Le dio otro breve trago a la cerveza, que estaba casi entera y muy fría. Me la ofreció y me supo a gloria. Encendí un cigarro y también lo compartimos.
—¿Y no ha intentado... no se, que vuelvas con él? ¿Pedirte perdón o algo? —pregunté, pues me costaba creer que alguien dejase escapar tan fácilmente a una mujer como ella.
—Bueno, perdón me ha pedido. Pero más por el escándalo que se montó que por haberme puesto los cuernos... no se si me explico.
—Si, te entiendo.
—Se le ve triste, pero me parece que él también tiene ganas de quedarse soltero —afirmó, y su sonrisa se volvió maliciosa—. Igual piensa que se va a ligar a otra zorra culona como Bárbara.
—¡Ja ja! Bueno, las putas y los taxistas siempre se han llevado bien —dije.
—¡Ja ja ja! ¡Ssshh! Baja la voz. Ya sabes que a la abuela no le gusta que insultemos a “Barbi” —me regañó, conteniendo la risa.
Tras una larga calada al cigarro seguida de una nube de humo que se llevó la leve brisa continuó hablando.
—Vamos a vender el piso y quedarnos cada uno con la mitad del dinero. Así que tendremos que buscar un sitio donde vivir.
Esa noticia me produjo sentimientos encontrados. No echaba de menos mi pequeña habitación en el pequeño piso de barrio obrero, pero sentí cierta nostalgia al saber que no volvería a vivir en el hogar donde había crecido. Por otra parte, que mi madre diese por hecho que viviríamos juntos me produjo una mezcla de alegría y alivio, acompañados de una sensación cálida en el pecho.
—A la abuela no le importará que nos quedemos todo el tiempo que queramos —afirmé, sin dudar un ápice de la hospitalidad de nuestra anfitriona.
—Ya lo se, hijo. Pero por muy bien que nos llevemos, sería raro vivir con mi ex-suegra después de divorciarme, ¿no crees?
—Cosas más raras se han visto —sentencié, no muy convencido.
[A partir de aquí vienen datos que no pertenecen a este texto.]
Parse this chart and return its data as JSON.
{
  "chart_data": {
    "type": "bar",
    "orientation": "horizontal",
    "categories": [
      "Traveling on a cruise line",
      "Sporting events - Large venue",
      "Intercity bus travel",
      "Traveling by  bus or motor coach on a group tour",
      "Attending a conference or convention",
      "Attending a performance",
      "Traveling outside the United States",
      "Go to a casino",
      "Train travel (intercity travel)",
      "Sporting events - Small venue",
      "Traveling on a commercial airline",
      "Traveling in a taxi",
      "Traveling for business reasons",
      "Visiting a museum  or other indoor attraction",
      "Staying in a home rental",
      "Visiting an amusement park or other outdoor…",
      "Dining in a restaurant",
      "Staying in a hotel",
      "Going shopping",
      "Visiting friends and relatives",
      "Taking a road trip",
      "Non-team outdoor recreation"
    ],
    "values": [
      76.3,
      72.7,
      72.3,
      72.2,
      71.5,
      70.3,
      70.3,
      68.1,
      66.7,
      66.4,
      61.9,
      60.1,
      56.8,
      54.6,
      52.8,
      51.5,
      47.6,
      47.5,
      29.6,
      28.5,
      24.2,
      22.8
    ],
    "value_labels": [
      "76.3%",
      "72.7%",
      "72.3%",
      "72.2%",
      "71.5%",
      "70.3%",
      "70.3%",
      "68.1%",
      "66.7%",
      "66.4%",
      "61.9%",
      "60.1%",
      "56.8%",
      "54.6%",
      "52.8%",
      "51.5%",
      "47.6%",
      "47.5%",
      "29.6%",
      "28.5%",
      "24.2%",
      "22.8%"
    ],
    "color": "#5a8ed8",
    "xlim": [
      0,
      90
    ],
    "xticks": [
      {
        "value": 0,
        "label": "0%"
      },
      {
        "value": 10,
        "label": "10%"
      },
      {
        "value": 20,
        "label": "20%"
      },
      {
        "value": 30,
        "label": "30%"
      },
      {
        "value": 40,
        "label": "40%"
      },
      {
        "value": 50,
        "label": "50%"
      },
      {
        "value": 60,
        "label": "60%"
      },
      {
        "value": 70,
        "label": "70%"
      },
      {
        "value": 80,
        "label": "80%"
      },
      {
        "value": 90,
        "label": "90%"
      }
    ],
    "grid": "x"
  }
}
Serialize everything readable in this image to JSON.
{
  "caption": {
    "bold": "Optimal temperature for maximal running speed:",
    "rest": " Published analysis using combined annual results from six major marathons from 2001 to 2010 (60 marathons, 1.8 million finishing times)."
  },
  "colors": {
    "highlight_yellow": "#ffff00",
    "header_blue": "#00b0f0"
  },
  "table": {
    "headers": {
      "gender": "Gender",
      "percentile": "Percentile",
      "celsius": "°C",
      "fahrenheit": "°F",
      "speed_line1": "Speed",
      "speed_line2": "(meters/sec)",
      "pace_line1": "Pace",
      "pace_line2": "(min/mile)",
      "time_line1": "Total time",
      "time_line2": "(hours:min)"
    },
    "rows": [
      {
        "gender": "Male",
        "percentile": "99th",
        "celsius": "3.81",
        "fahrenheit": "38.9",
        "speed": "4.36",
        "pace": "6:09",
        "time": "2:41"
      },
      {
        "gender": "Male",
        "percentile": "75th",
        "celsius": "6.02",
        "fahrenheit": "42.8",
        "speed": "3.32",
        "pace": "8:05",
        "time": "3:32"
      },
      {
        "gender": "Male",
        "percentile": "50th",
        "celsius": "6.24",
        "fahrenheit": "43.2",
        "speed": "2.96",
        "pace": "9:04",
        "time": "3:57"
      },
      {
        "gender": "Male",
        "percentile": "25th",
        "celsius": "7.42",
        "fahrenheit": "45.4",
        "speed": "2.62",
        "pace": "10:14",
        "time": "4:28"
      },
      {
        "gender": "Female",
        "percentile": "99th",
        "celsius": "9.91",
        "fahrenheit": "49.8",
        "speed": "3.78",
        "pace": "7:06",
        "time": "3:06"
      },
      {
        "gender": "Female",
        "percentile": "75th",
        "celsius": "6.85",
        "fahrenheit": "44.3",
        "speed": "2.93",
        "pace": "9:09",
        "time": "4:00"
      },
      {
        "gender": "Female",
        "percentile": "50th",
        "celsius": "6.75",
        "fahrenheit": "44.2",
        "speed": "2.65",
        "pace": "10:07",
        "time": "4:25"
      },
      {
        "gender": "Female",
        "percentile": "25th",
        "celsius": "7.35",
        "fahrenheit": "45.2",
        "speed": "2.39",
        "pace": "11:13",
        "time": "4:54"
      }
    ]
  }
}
Mi madre se encogió de hombros e hizo gala de su nueva actitud vital, más serena y hedonista. La antigua Rocío estaría de los nervios ante una situación parecida. La nueva versión apuró el botellín de un trago y tiró dentro la colilla del cigarro, que se apagó con un siseo. Se desperezó cual gata tras una siesta y me dio una suave patada en el costado.
—Ya nos preocuparemos de eso más adelante. Ahora vamos dentro, que ni siquiera has saludado a tu abuela, y yo debería estar ayudándola y no aquí tocándome el higo—dijo, usando una expresión barriobajera que siempre me había hecho mucha gracia.
—Si te has cansado de tocártelo yo te lo puedo com...
—¡Ssssh! Calla, idiota —gruñó, sin enfadarse realmente, aunque me dio una patada más fuerte que la anterior.
Me levanté del taburete, pues si no me separaba de sus piernas no aguantaría mucho más sin acariciarlas, y me llegó una oleada de un olor muy agradable, uno que notaba desde mi llegada pero no conseguía identificar. Aún así, se me hizo la boca agua cuando lo aspiré con toda la potencia de mi prominente napia.
—Joder, que bien huele. ¿Qué hay de comer?
De repente, mi madre adoptó una expresión de pícara conspiración, miró hacia los lados y se inclinó hacia adelante, haciendo crujir el sillón de mimbre bajo sus firmes nalgas. Con un gesto de la mano me indicó que me acercase para hablarme en voz baja.